Pour arriver à ses fins, le pirate à l’origine de l’attaque a usurpé l’identité d’un agent habilité du ministère. L’attaquant est parvenu à mettre la main sur les identifiants de connexion du compte de cet agent. Avec ceux-ci, il a pu se glisser dans le service de gestion des comptes élèves annexe à ÉduConnect. Une faille dans ce service avait pourtant été identifiée en décembre 2025 et des correctifs avaient été déployés par les équipes de sécurité du ministère.
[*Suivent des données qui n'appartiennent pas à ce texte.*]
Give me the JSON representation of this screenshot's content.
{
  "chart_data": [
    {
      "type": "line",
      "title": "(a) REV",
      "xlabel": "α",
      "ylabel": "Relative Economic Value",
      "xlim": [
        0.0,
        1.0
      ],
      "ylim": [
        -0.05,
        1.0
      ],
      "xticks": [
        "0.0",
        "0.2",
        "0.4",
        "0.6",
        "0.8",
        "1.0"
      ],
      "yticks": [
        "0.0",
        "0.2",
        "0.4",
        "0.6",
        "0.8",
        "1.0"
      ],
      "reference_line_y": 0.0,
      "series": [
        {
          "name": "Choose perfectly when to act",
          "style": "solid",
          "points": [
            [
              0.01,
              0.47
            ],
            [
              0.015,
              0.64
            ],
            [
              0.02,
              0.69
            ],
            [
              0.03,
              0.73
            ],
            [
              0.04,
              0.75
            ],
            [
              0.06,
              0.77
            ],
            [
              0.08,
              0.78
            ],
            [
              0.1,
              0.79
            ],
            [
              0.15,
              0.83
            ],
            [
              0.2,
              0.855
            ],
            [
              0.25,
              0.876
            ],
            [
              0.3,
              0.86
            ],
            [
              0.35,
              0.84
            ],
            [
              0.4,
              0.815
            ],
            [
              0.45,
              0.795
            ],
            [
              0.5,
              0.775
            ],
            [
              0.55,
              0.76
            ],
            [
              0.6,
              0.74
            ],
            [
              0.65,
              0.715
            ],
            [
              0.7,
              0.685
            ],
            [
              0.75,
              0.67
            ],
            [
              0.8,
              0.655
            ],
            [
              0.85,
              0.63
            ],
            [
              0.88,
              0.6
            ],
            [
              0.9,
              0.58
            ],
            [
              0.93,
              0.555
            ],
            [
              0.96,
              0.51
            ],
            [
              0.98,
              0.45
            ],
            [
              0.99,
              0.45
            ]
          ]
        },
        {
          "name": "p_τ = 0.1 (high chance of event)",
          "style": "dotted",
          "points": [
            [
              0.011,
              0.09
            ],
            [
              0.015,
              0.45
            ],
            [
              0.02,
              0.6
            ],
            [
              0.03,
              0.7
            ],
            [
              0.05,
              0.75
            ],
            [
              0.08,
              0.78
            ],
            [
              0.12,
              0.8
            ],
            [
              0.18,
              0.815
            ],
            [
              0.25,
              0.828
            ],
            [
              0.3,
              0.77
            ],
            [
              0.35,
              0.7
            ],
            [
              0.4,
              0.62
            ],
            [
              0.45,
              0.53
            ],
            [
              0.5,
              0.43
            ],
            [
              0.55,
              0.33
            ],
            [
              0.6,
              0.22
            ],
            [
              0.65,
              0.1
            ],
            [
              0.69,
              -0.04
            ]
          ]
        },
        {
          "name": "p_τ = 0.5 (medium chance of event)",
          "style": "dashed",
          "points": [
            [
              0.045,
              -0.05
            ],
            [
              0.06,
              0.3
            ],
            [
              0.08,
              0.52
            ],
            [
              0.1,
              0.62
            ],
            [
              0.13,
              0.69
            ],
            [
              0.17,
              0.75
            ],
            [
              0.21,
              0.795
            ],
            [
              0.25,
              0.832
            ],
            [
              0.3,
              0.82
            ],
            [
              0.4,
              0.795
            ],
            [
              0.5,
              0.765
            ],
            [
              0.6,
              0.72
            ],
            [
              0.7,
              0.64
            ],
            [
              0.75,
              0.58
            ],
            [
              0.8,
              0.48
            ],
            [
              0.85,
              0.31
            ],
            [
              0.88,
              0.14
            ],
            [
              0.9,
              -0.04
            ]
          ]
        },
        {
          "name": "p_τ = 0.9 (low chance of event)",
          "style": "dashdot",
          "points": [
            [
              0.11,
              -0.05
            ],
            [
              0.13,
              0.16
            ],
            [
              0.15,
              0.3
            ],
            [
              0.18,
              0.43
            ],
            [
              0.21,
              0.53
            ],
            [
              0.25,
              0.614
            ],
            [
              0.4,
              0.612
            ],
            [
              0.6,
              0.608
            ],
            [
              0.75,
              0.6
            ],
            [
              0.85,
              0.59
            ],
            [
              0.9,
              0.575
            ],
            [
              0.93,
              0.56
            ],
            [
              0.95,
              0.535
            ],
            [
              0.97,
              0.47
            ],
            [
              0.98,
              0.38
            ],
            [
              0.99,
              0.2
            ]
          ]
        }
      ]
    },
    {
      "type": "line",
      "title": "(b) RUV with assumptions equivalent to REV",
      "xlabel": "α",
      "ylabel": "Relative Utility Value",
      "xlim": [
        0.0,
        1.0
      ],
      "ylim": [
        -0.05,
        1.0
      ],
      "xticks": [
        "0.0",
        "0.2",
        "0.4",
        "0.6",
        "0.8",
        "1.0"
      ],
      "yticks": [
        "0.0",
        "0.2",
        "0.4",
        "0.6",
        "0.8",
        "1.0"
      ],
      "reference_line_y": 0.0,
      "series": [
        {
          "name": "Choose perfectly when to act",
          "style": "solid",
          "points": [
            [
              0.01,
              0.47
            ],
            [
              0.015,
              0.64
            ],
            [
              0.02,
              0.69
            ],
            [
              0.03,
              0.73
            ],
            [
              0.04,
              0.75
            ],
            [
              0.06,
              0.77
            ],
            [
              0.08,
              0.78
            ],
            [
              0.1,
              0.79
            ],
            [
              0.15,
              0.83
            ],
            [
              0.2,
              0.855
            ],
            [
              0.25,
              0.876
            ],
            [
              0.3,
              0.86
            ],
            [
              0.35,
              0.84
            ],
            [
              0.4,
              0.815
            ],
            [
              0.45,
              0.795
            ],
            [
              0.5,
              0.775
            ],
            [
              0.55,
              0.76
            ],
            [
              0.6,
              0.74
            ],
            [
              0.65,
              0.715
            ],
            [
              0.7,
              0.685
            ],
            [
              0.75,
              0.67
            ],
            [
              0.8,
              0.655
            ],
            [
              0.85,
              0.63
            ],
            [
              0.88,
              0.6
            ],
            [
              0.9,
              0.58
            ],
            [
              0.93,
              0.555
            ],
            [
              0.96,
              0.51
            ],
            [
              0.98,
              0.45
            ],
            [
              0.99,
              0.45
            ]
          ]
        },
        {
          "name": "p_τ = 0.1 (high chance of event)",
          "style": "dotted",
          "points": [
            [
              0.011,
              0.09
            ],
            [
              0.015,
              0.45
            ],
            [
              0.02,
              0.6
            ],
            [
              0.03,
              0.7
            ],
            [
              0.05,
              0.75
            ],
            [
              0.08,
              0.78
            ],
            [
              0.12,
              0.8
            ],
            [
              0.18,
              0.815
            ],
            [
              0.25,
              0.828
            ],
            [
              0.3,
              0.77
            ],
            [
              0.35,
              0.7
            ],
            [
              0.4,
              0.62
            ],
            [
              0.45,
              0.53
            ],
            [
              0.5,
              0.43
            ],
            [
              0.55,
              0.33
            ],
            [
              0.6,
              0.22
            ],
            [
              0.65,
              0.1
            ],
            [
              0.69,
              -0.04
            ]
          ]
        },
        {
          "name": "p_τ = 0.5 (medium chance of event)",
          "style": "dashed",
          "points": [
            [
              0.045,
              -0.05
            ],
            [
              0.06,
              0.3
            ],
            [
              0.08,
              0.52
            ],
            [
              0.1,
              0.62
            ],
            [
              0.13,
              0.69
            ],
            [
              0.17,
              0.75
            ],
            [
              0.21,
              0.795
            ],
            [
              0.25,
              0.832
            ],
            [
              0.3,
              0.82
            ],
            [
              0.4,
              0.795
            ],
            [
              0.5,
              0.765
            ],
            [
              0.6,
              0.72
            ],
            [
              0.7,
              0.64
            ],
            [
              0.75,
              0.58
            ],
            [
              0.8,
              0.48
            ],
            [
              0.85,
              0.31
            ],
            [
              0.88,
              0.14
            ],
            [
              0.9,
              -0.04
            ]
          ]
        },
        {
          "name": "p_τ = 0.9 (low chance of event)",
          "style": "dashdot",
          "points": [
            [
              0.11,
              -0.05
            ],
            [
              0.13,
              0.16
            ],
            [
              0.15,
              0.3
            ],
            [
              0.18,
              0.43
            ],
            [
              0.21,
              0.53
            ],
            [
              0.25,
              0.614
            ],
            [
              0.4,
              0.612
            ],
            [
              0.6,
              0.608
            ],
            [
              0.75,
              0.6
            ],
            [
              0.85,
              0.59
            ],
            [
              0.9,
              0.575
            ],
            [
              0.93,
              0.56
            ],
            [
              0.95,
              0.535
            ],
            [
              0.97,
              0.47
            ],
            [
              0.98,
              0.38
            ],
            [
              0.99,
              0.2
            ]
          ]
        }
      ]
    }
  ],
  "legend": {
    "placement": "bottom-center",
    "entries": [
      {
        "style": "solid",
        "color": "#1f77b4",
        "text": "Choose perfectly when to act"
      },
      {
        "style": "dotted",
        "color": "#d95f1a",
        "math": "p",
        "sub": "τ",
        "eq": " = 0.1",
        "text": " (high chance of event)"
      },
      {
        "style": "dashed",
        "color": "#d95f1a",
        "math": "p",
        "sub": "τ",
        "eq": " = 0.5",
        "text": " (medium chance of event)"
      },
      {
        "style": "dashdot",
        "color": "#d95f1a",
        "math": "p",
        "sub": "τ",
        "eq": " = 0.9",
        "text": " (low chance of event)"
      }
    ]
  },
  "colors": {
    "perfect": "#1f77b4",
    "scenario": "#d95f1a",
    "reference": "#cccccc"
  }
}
Malheureusement, l’attaquant a agi avant que la vulnérabilité soit corrigée.
Quelles données d’élèves ont été piratées ?
Une fois à l’intérieur, le pirate n’est pas resté limité à une seule école. Il a pu élargir son périmètre bien au-delà d’un seul établissement, téléchargeant des données à grande échelle sur de nombreux élèves provenant d’écoles différentes. C’est à ce moment-là que l’intrusion a été détectée, des semaines après l’entrée du hacker dans le système.
Avec cet « accès frauduleux au service de gestion », le pirate a exfiltré les prénoms, noms, identifiants ÉduConnect, établissements, classes et adresses email des élèves. Le hacker a aussi obtenu le code d’activation permettant de créer le compte à la place de l’élève, si celui-ci n’avait pas encore créé son compte. Dans son communiqué, particulièrement lacunaire, le ministère de l’Éducation nationale ne précise pas combien d’élèves sont concernés par la fuite de données. Le nombre exact de victimes n’a pas encore été défini, explique le ministère, qui continue ses investigations pour tenter de « circonscrire le périmètre » de l’attaque.
Avec ces informations, un escroc dispose de tous les ingrédients pour construire un message frauduleux parfaitement crédible, et piéger les élèves et leurs parents. Quand l’intrusion a été décelée, le service visé a été suspendu, tandis qu’une cellule de crise a été mise en place. Conformément à la loi et au RGPD, l’Éducation nationale a alerté l’ANSSI et la CNIL. Par ailleurs, le ministère a annoncé le déploiement de la double authentification généralisée sur le service.
Vague d’attaques sur l’Éducation nationale
C’est déjà la seconde fuite pour l’Éducation nationale en l’espace d’un mois, et la troisième de l’année. Le 15 mars 2026, le piratage du logiciel Compas avait déjà exposé les données de 243 000 agents, principalement des enseignants. En janvier, le hack de la plateforme GAEL de l’Éducation nationale avait en effet exposé les données personnelles de 5 millions de Français. La menace s’étend à d’autres acteurs de l’enseignement. Quelques jours après le ministère, c’est l‘Enseignement catholique qui était touché, avec 1,5 million de personnes concernées, dont 800 000 élèves. Le CROUS avait ensuite annoncé le vol des données de 774 000 étudiants.